Beske: Politiker, sagt endlich die Wahrheit!

Ein Abschied und deutliche Worte: Zum letzten Mal ist Professor Fritz Beske bei der Kieler Woche aufgetreten. Seine Forderung: Die Politik müsse endlich die Wahrheit über die künftigen Probleme im Gesundheitswesen sagen. Mehr könne man von ihr nicht erwarten - schon gar nicht Lösungen.

Dirk SchnackVon Dirk Schnack Veröffentlicht:
Nicht nur ein Segelvergnügen: Kieler Woche.

Nicht nur ein Segelvergnügen: Kieler Woche.

© dpa

KIEL. Lösungen durch die Verbände, Ehrlichkeit von der Politik: Professor Fritz Beske nutzt seine Abschiedsvorstellung bei der gesundheitspolitischen Veranstaltung zur Kieler Woche zu einem Appell an die Verantwortlichen. Beske plant, sich aus dem Alltagsgeschäft zurückzuziehen.

"Wo Stillstand zum System gehört, sind Anstöße von außen nötig": So überschrieb die "Ärzte Zeitung" den Bericht über die erste gesundheitspolitische Podiumsdiskussion des Fritz-Beske-Instituts zur Kieler Woche im Jahr 2001.

Elf Jahre später die zwölfte und letzte Auflage der bundesweit beachteten Runde: Beske erneuert seinen Anstoß, erinnert an den bevorstehenden Rückgang der Zahl von Menschen im erwerbsfähigen Alter und die wachsende Zahl von Menschen mit Demenz.

Lösungen erwartet Beske von Politikern nicht

Bis zum Ende bleibt Beske, der mit stehendem Applaus verabschiedet wird, seiner Linie treu und appelliert an die Politik, der Bevölkerung die Wahrheit über die auf sie zukommenden Herausforderungen zu sagen.

Fritz Beske

Fritz Beske

© privat

Mehr solle man von der Politik nicht erwarten, erklärt der Gesundheitsökonom, vor allem keine Lösungen. "Damit sollte man die Verbände im Gesundheitswesen beauftragen."

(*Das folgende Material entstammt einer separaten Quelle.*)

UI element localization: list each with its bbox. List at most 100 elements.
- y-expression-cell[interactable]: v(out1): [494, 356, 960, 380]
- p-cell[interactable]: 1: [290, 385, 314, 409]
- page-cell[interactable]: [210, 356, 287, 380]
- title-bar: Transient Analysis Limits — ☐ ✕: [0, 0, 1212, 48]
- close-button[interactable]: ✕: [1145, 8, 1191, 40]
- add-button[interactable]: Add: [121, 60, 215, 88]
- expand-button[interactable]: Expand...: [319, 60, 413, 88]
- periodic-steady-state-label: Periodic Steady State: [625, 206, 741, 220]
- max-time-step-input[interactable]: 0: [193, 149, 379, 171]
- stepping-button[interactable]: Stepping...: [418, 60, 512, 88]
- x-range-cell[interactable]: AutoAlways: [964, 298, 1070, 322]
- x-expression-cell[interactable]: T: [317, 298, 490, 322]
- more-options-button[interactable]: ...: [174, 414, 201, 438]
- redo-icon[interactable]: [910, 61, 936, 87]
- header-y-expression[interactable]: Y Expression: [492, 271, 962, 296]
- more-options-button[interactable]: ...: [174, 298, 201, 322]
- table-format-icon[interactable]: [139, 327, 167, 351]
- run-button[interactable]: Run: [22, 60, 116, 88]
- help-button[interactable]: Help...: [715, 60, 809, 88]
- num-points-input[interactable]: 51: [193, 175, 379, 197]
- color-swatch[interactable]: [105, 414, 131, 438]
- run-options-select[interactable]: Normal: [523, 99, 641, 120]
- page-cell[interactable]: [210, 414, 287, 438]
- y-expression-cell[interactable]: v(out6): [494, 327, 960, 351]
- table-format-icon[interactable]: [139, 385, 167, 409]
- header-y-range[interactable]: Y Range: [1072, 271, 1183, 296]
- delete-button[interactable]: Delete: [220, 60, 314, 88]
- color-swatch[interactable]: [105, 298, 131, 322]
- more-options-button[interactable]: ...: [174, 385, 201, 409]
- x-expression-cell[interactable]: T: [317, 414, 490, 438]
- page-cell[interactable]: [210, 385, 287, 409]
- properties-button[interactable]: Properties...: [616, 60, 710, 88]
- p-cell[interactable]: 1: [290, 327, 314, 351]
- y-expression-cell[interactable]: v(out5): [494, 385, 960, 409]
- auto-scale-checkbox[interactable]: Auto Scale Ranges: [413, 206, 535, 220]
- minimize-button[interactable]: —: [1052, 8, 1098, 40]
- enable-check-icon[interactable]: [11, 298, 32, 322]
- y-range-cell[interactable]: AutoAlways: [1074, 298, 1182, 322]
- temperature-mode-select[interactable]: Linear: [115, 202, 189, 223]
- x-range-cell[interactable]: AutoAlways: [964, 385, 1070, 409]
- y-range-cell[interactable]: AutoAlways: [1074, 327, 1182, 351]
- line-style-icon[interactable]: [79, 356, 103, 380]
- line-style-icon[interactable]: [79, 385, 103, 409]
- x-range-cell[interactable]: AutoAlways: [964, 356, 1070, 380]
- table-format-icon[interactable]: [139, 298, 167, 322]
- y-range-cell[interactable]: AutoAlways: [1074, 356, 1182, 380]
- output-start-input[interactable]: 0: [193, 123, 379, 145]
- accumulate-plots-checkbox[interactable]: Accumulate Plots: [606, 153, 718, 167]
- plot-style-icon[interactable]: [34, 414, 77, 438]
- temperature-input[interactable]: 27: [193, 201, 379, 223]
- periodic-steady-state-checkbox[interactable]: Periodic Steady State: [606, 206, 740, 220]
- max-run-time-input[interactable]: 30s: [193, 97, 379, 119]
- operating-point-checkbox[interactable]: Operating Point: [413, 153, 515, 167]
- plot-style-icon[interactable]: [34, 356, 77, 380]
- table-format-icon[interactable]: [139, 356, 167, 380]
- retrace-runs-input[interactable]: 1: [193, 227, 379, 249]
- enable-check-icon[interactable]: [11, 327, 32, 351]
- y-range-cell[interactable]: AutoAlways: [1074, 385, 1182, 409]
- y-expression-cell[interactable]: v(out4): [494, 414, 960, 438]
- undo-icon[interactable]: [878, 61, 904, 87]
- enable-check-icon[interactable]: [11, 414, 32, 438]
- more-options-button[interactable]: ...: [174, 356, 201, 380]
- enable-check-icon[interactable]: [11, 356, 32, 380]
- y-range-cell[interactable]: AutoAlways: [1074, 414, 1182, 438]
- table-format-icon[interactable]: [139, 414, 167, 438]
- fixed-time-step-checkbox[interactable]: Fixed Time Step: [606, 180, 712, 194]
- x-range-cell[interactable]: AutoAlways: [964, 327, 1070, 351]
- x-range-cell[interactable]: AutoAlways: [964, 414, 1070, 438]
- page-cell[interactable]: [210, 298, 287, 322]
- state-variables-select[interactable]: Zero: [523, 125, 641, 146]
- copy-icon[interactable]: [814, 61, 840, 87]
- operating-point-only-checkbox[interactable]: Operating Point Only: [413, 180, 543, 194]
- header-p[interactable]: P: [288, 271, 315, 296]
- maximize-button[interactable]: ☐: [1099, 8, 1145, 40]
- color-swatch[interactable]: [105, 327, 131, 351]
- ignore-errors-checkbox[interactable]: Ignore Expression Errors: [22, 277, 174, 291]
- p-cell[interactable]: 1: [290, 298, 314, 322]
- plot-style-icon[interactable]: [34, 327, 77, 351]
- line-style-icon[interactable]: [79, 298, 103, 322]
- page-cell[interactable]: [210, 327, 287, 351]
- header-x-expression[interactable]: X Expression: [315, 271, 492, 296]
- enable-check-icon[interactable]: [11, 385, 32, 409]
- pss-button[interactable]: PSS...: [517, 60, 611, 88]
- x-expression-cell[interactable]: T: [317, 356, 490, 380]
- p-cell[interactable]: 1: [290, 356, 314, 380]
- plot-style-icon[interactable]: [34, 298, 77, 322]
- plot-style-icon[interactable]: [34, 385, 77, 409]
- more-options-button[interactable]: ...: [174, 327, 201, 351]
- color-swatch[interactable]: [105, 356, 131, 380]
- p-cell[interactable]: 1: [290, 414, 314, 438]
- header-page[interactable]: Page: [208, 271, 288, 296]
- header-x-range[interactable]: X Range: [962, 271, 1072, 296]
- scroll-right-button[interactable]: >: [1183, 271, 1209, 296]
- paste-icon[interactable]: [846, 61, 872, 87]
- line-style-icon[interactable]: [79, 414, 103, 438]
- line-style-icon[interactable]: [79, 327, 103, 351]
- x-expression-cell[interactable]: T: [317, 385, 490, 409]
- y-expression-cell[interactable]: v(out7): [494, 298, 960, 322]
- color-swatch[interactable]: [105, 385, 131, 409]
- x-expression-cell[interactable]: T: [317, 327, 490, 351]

Traditionell sind in Beskes Runde die Organisationen der Heilberufe vertreten. Für die Ärztegenossenschaft macht Dr. Klaus Bittmann deutlich, dass er die Selbstverwaltung gefragt sieht.

"Wir müssen den Schutz der eigenen Zäune verlassen." Zu selten sieht Bittmann diese Bereitschaft bei allen Beteiligten, auch nicht bei den eigenen Kollegen.

Ohne Zusammenarbeit über die Berufsgrenzen hinweg und mit dem Festhalten an Privilegien droht den Heilberufen nach seiner Einschätzung eine Fremdbestimmung und größerer Einfluss anderer Akteure: "Sonst wird Fresenius Schleswig-Holstein versorgen", verdeutlicht Bittmann die Folgen.

Auch Wolfram-Arnim Candidus, Präsident der Deutschen Gesellschaft für Versicherte und Patienten (DGVP) setzt auf Eigeninitiative und fordert ein Bündnis, das der Politik Lösungsvorschläge unterbreitet. Martin Litsch, Chef der AOK Nordwest, zeigt sich dafür aufgeschlossen.

Eine Priorisierungsdebatte und mehr Bereitschaft auch zum ehrenamtlichen Engagement hält er für nötig, um auf die Herausforderungen zu reagieren.

Über Priorisierung wird nur ungern geredet

Verstärkt einbringen wollen sich auch die Pflegekräfte, wie Andreas Westerfellhaus betont: "Bei einer Pflegereform muss man die einbeziehen, die die Pflege erbringen", fordert der Präsident des Deutschen Pflegerates.

Ob Bereitschaft und Engagement der Akteure im Gesundheitswesen ausreichen, um die Politik zum Umdenken zu bewegen?

Beskes Dauergast Dr. Rainer Hess, bei der ersten Auflage noch für die KBV, inzwischen für den Gemeinsamen Bundesausschuss in der Runde, hat so seine Zweifel. Zumindest derzeit sieht er die Politik nicht in der Lage, die Diskussion um Leistungseinschränkungen zu führen.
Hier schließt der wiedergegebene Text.